Now the child care sector has been devastated by COVID. Child care requires significant resources to equitably address the immediate, urgent needs facing the field: health and safety, compensation for the workforce, business stability, and support for families. Addressing the crisis includes:
To address these and other critical concerns, child care needs at least $50 billion in direct, flexible stabilization to support providers, families, and early educators. The CARES Act provided $3.5 billion for child care, whereas estimates showed at least $9.6 billion/month was necessary. In December, Congress provided an additional $10 billion in support, and President Biden’s American Rescue Plan builds on this with an additional $40 billion in direct relief for child care ($25 billion for a much-needed stabilization fund and $15 billion in additional funding through CCDBG) for a total of $50 billion. Congress must pass at least the $40 billion in the American Rescue Plan to stabilize child care and provide much-needed additional support to build back a better system and to adequately value and support the 21st-century caregiving and early education workforce the country needs.
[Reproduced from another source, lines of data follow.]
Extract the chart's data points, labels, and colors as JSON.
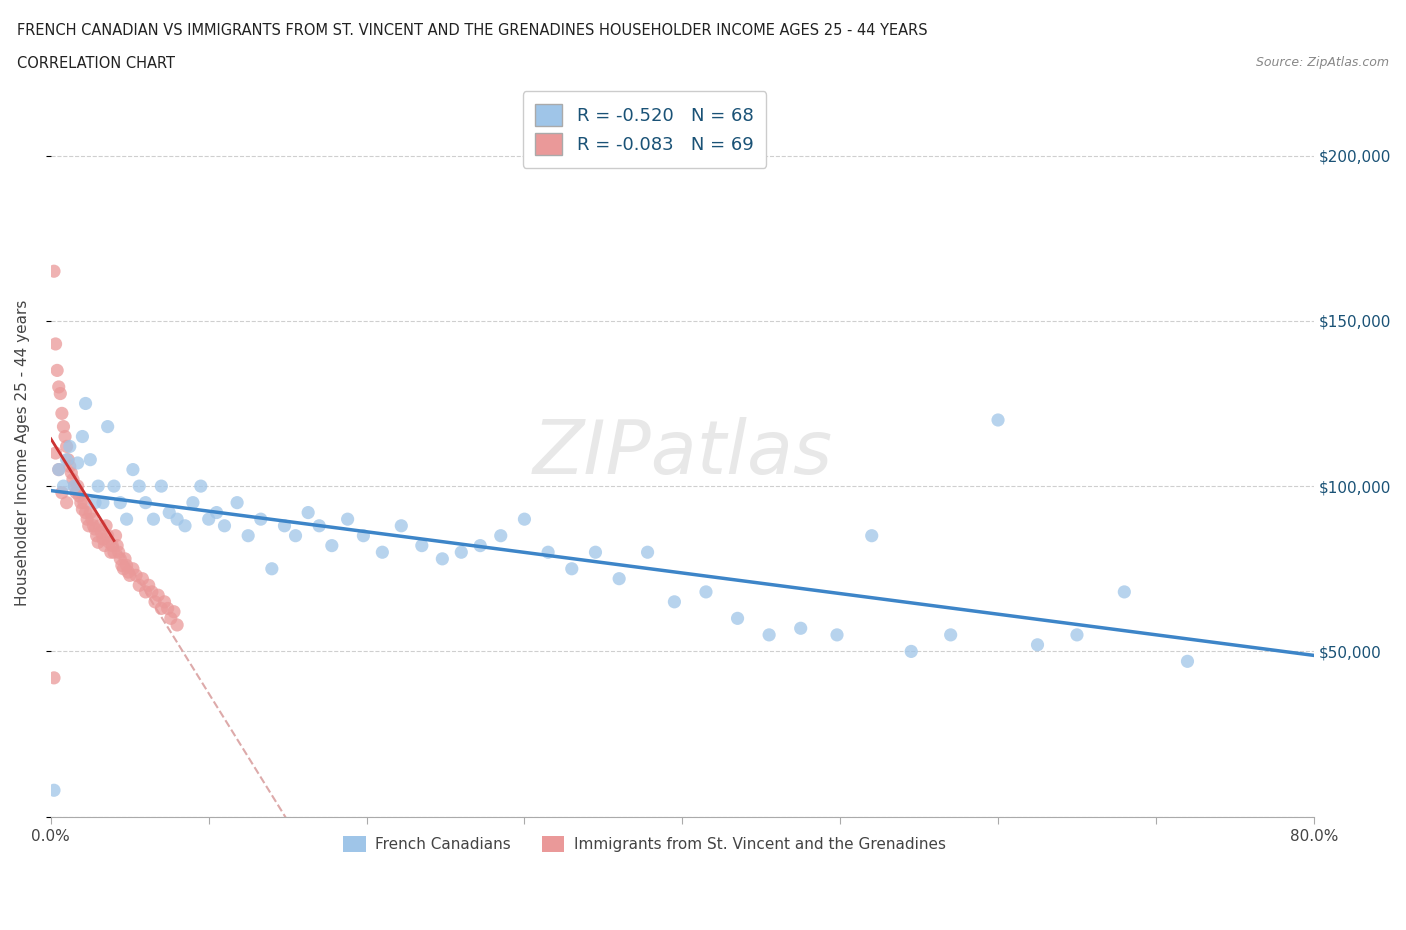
{
  "title_line1": "FRENCH CANADIAN VS IMMIGRANTS FROM ST. VINCENT AND THE GRENADINES HOUSEHOLDER INCOME AGES 25 - 44 YEARS",
  "title_line2": "CORRELATION CHART",
  "source": "Source: ZipAtlas.com",
  "ylabel": "Householder Income Ages 25 - 44 years",
  "xlim": [
    0.0,
    0.8
  ],
  "ylim": [
    0,
    220000
  ],
  "xticks": [
    0.0,
    0.1,
    0.2,
    0.3,
    0.4,
    0.5,
    0.6,
    0.7,
    0.8
  ],
  "xticklabels": [
    "0.0%",
    "",
    "",
    "",
    "",
    "",
    "",
    "",
    "80.0%"
  ],
  "yticks": [
    0,
    50000,
    100000,
    150000,
    200000
  ],
  "yticklabels": [
    "",
    "$50,000",
    "$100,000",
    "$150,000",
    "$200,000"
  ],
  "blue_R": -0.52,
  "blue_N": 68,
  "pink_R": -0.083,
  "pink_N": 69,
  "blue_color": "#9fc5e8",
  "pink_color": "#ea9999",
  "blue_line_color": "#3d85c8",
  "pink_line_color": "#cc3333",
  "pink_dash_color": "#ddaaaa",
  "watermark": "ZIPatlas",
  "legend_label_blue": "French Canadians",
  "legend_label_pink": "Immigrants from St. Vincent and the Grenadines",
  "blue_x": [
    0.005,
    0.008,
    0.01,
    0.012,
    0.015,
    0.017,
    0.02,
    0.022,
    0.025,
    0.028,
    0.03,
    0.033,
    0.036,
    0.04,
    0.044,
    0.048,
    0.052,
    0.056,
    0.06,
    0.065,
    0.07,
    0.075,
    0.08,
    0.085,
    0.09,
    0.095,
    0.1,
    0.105,
    0.11,
    0.118,
    0.125,
    0.133,
    0.14,
    0.148,
    0.155,
    0.163,
    0.17,
    0.178,
    0.188,
    0.198,
    0.21,
    0.222,
    0.235,
    0.248,
    0.26,
    0.272,
    0.285,
    0.3,
    0.315,
    0.33,
    0.345,
    0.36,
    0.378,
    0.395,
    0.415,
    0.435,
    0.455,
    0.475,
    0.498,
    0.52,
    0.545,
    0.57,
    0.6,
    0.625,
    0.65,
    0.68,
    0.72,
    0.002
  ],
  "blue_y": [
    105000,
    100000,
    108000,
    112000,
    100000,
    107000,
    115000,
    125000,
    108000,
    95000,
    100000,
    95000,
    118000,
    100000,
    95000,
    90000,
    105000,
    100000,
    95000,
    90000,
    100000,
    92000,
    90000,
    88000,
    95000,
    100000,
    90000,
    92000,
    88000,
    95000,
    85000,
    90000,
    75000,
    88000,
    85000,
    92000,
    88000,
    82000,
    90000,
    85000,
    80000,
    88000,
    82000,
    78000,
    80000,
    82000,
    85000,
    90000,
    80000,
    75000,
    80000,
    72000,
    80000,
    65000,
    68000,
    60000,
    55000,
    57000,
    55000,
    85000,
    50000,
    55000,
    120000,
    52000,
    55000,
    68000,
    47000,
    8000
  ],
  "pink_x": [
    0.002,
    0.003,
    0.004,
    0.005,
    0.006,
    0.007,
    0.008,
    0.009,
    0.01,
    0.011,
    0.012,
    0.013,
    0.014,
    0.015,
    0.016,
    0.017,
    0.018,
    0.019,
    0.02,
    0.021,
    0.022,
    0.023,
    0.024,
    0.025,
    0.026,
    0.027,
    0.028,
    0.029,
    0.03,
    0.031,
    0.032,
    0.033,
    0.034,
    0.035,
    0.036,
    0.037,
    0.038,
    0.039,
    0.04,
    0.041,
    0.042,
    0.043,
    0.044,
    0.045,
    0.046,
    0.047,
    0.048,
    0.049,
    0.05,
    0.052,
    0.054,
    0.056,
    0.058,
    0.06,
    0.062,
    0.064,
    0.066,
    0.068,
    0.07,
    0.072,
    0.074,
    0.076,
    0.078,
    0.08,
    0.003,
    0.005,
    0.007,
    0.01,
    0.002
  ],
  "pink_y": [
    165000,
    143000,
    135000,
    130000,
    128000,
    122000,
    118000,
    115000,
    112000,
    108000,
    106000,
    104000,
    102000,
    100000,
    98000,
    100000,
    97000,
    95000,
    93000,
    95000,
    92000,
    90000,
    88000,
    92000,
    90000,
    88000,
    87000,
    85000,
    83000,
    88000,
    86000,
    84000,
    82000,
    88000,
    85000,
    83000,
    80000,
    82000,
    80000,
    85000,
    82000,
    80000,
    78000,
    76000,
    75000,
    78000,
    76000,
    74000,
    73000,
    75000,
    73000,
    70000,
    72000,
    68000,
    70000,
    68000,
    65000,
    67000,
    63000,
    65000,
    63000,
    60000,
    62000,
    58000,
    110000,
    105000,
    98000,
    95000,
    42000
  ]
}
The administration’s plan also includes a tax proposal to expand and improve the Child and Dependent Care Tax Credit (CDCTC) to make up to $4,000 in expenses eligible for a maximum 50 percent credit for one child or dependent (and up to $8,000 in expenses eligible for 2 or more children or dependents). The proposed changes to the CDCTC would also make the credit fully refundable for families with incomes of less than $125,000. Currently, families may claim a credit of up to 35 percent of up to $3,000 in expenses ($6,000 for 2 or more children).
Expanding the Child and Dependent Care Tax Credits would help some families offset their out-of-pocket child care expenses, but it would not address many of the other urgent concerns the child care system faces, including health and safety, provider supports, a well-trained and fairly compensated workforce with the ability to join a union, adequate child care supply, or virtual services. In addition, while a tax credit can help reimburse families for expenses paid during the year, because child care costs are ongoing and generally a large share of their monthly expenses, families struggle to “float” until filing their annual taxes. For all of these reasons, an expanded tax credit is a complementary--not a primary--tool for stabilizing and rebuilding the child care sector.
Families and providers have waited far too long for the support they need. Effectively providing this support to address the range of urgent needs in the child care crisis through direct public spending to providers must be part of any COVID relief package.